Eurobites: EE, Nokia join forces for air-to-ground emergency network | Light Reading

Eurobites: EE, Nokia join forces for air-to-ground emergency network | Light Reading

Also in today’s EMEA regional roundup: Ekinops upgrades in Turkey; UK’s Shared Rural Network clicks into action; Telia confirms Turkcell stake-sale talks.

  • EE, the mobile arm of UK incumbent telco BT, has teamed up with Nokia to build what EE claims is the world’s first 4G LTE air-to-ground network for emergency services. The network, says the operator, will facilitate uninterrupted high-speed broadband coverage for emergency service personnel working above ground from 500 feet up to 10,000 feet. EE will provide the network equipment for an initial seven-site trial network, while Nokia will provide design support, network equipment, installation and commissioning services. Initial trials will take place in north Wales and London over the coming months.
  • France-based Ekinops has been chosen by TurkNet, a Turkish Internet service provider, to upgrade its core transport network. Ekinops’ carrier-grade 400G DWDM (dense wavelength-division multiplexing) equipment will be rolled out across the network.
  • Devauden, a village in Wales, has become the first rural community to benefit from the UK’s Shared Rural Network program, which is intended to make 4G available to 95% of the UK landmass through judicious mast sharing in rural areas where some, but not all providers, have coverage.
  • Finnish operator Elisa has joined forces with Helsinki University Hospital to launch a Sustainable Future Accelerator, inviting ten startups to come up with ideas for businesses that relate to the promotion of healthy lives, gender equality, decent education and other unquestionably good things.
  • Sweden’s Telia has confirmed it is in discussions with the Turkey Wealth Fund regarding the potential divestment of its indirect stake in Turkcell for approximately $530 million. Telia has a 47.1% stake in Turkcell Holding, a holding company owned by Cukurova, LetterOne and Telia.
  • European Union member states have agreed on a set of technical specifications that they hope will ensure a safe exchange of information between their respective COVID-19 contact-tracing apps.
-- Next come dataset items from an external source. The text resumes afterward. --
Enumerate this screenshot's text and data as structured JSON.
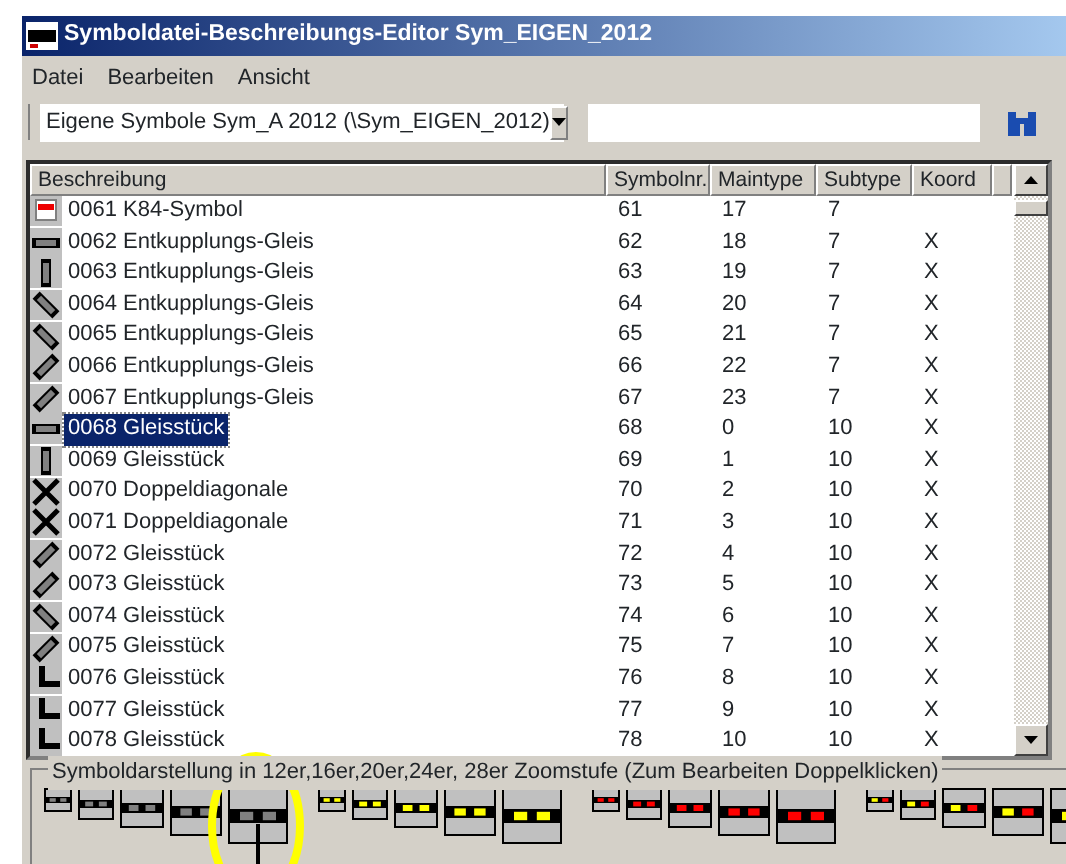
{
  "window": {
    "title": "Symboldatei-Beschreibungs-Editor Sym_EIGEN_2012"
  },
  "menu": [
    "Datei",
    "Bearbeiten",
    "Ansicht"
  ],
  "toolbar": {
    "file_select": "Eigene Symbole Sym_A 2012  (\\Sym_EIGEN_2012)"
  },
  "table": {
    "columns": [
      "Beschreibung",
      "Symbolnr.",
      "Maintype",
      "Subtype",
      "Koord"
    ],
    "rows": [
      {
        "beschreibung": "0061 K84-Symbol",
        "symbolnr": "61",
        "maintype": "17",
        "subtype": "7",
        "selected": false
      },
      {
        "beschreibung": "0062 Entkupplungs-Gleis",
        "symbolnr": "62",
        "maintype": "18",
        "subtype": "7",
        "koord": "X",
        "selected": false
      },
      {
        "beschreibung": "0063 Entkupplungs-Gleis",
        "symbolnr": "63",
        "maintype": "19",
        "subtype": "7",
        "koord": "X",
        "selected": false
      },
      {
        "beschreibung": "0064 Entkupplungs-Gleis",
        "symbolnr": "64",
        "maintype": "20",
        "subtype": "7",
        "koord": "X",
        "selected": false
      },
      {
        "beschreibung": "0065 Entkupplungs-Gleis",
        "symbolnr": "65",
        "maintype": "21",
        "subtype": "7",
        "koord": "X",
        "selected": false
      },
      {
        "beschreibung": "0066 Entkupplungs-Gleis",
        "symbolnr": "66",
        "maintype": "22",
        "subtype": "7",
        "koord": "X",
        "selected": false
      },
      {
        "beschreibung": "0067 Entkupplungs-Gleis",
        "symbolnr": "67",
        "maintype": "23",
        "subtype": "7",
        "koord": "X",
        "selected": false
      },
      {
        "beschreibung": "0068 Gleisstück",
        "symbolnr": "68",
        "maintype": "0",
        "subtype": "10",
        "koord": "X",
        "selected": true
      },
      {
        "beschreibung": "0069 Gleisstück",
        "symbolnr": "69",
        "maintype": "1",
        "subtype": "10",
        "koord": "X",
        "selected": false
      },
      {
        "beschreibung": "0070 Doppeldiagonale",
        "symbolnr": "70",
        "maintype": "2",
        "subtype": "10",
        "koord": "X",
        "selected": false
      },
      {
        "beschreibung": "0071 Doppeldiagonale",
        "symbolnr": "71",
        "maintype": "3",
        "subtype": "10",
        "koord": "X",
        "selected": false
      },
      {
        "beschreibung": "0072 Gleisstück",
        "symbolnr": "72",
        "maintype": "4",
        "subtype": "10",
        "koord": "X",
        "selected": false
      },
      {
        "beschreibung": "0073 Gleisstück",
        "symbolnr": "73",
        "maintype": "5",
        "subtype": "10",
        "koord": "X",
        "selected": false
      },
      {
        "beschreibung": "0074 Gleisstück",
        "symbolnr": "74",
        "maintype": "6",
        "subtype": "10",
        "koord": "X",
        "selected": false
      },
      {
        "beschreibung": "0075 Gleisstück",
        "symbolnr": "75",
        "maintype": "7",
        "subtype": "10",
        "koord": "X",
        "selected": false
      },
      {
        "beschreibung": "0076 Gleisstück",
        "symbolnr": "76",
        "maintype": "8",
        "subtype": "10",
        "koord": "X",
        "selected": false
      },
      {
        "beschreibung": "0077 Gleisstück",
        "symbolnr": "77",
        "maintype": "9",
        "subtype": "10",
        "koord": "X",
        "selected": false
      },
      {
        "beschreibung": "0078 Gleisstück",
        "symbolnr": "78",
        "maintype": "10",
        "subtype": "10",
        "koord": "X",
        "selected": false
      }
    ]
  },
  "preview": {
    "label": "Symboldarstellung in 12er,16er,20er,24er, 28er Zoomstufe  (Zum Bearbeiten Doppelklicken)",
    "groups": [
      {
        "kind": "grey"
      },
      {
        "kind": "yellow"
      },
      {
        "kind": "red"
      },
      {
        "kind": "mixed"
      }
    ]
  }
}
Most member states have already decided to launch smartphone-based apps to complement manual contract tracing of the coronavirus, with the majority based on a decentralized architecture. One such is the German COVID-19 app, which, as Reuters reports, was downloaded 6.5 million times in the first 24 hours after its launch. However, it’s a different story with the French app, which stores data centrally and, according to EU Commission vice-president Margrethe Vestager, may not be able to interoperate with others in use across the EU. Meanwhile, on the sleepy shores of the Isle of Wight, speculation continues to mount over what is happening with the UK’s version of the coronavirus app, which is being trialed there. As the BBC report concludes, “people on the island could be excused for thinking the app is taking them on the road to nowhere.”
  • CityFibre, the UK altnet, has broken ground on its 80 million ($110.5 million) fiber rollout in the English midlands city of Leicester. The company is already working with Vodafone on the delivery of broadband services, and TalkTalk is expected to join the party soon.
  • Similarly, Truespeed has started work on its network build in the historic English city of Wells, with the rollout expected to be completed by the end of the year. Protecting the city’s rich heritage will be a key part of the rollout, says the company.
  • Sparkle, the international services arm of Telecom Italia, has beefed up its point of presence at Namex, in Rome, providing customers with remote peering capabilities through its Virtual NAP service.
  • DigitalEurope, an international non-profit association which describes itself as “the voice of digitally transforming industries,” has elected its first female president, Nokia’s Hillary Mine. She takes over the role from fellow Nokia executive Markus Borchert.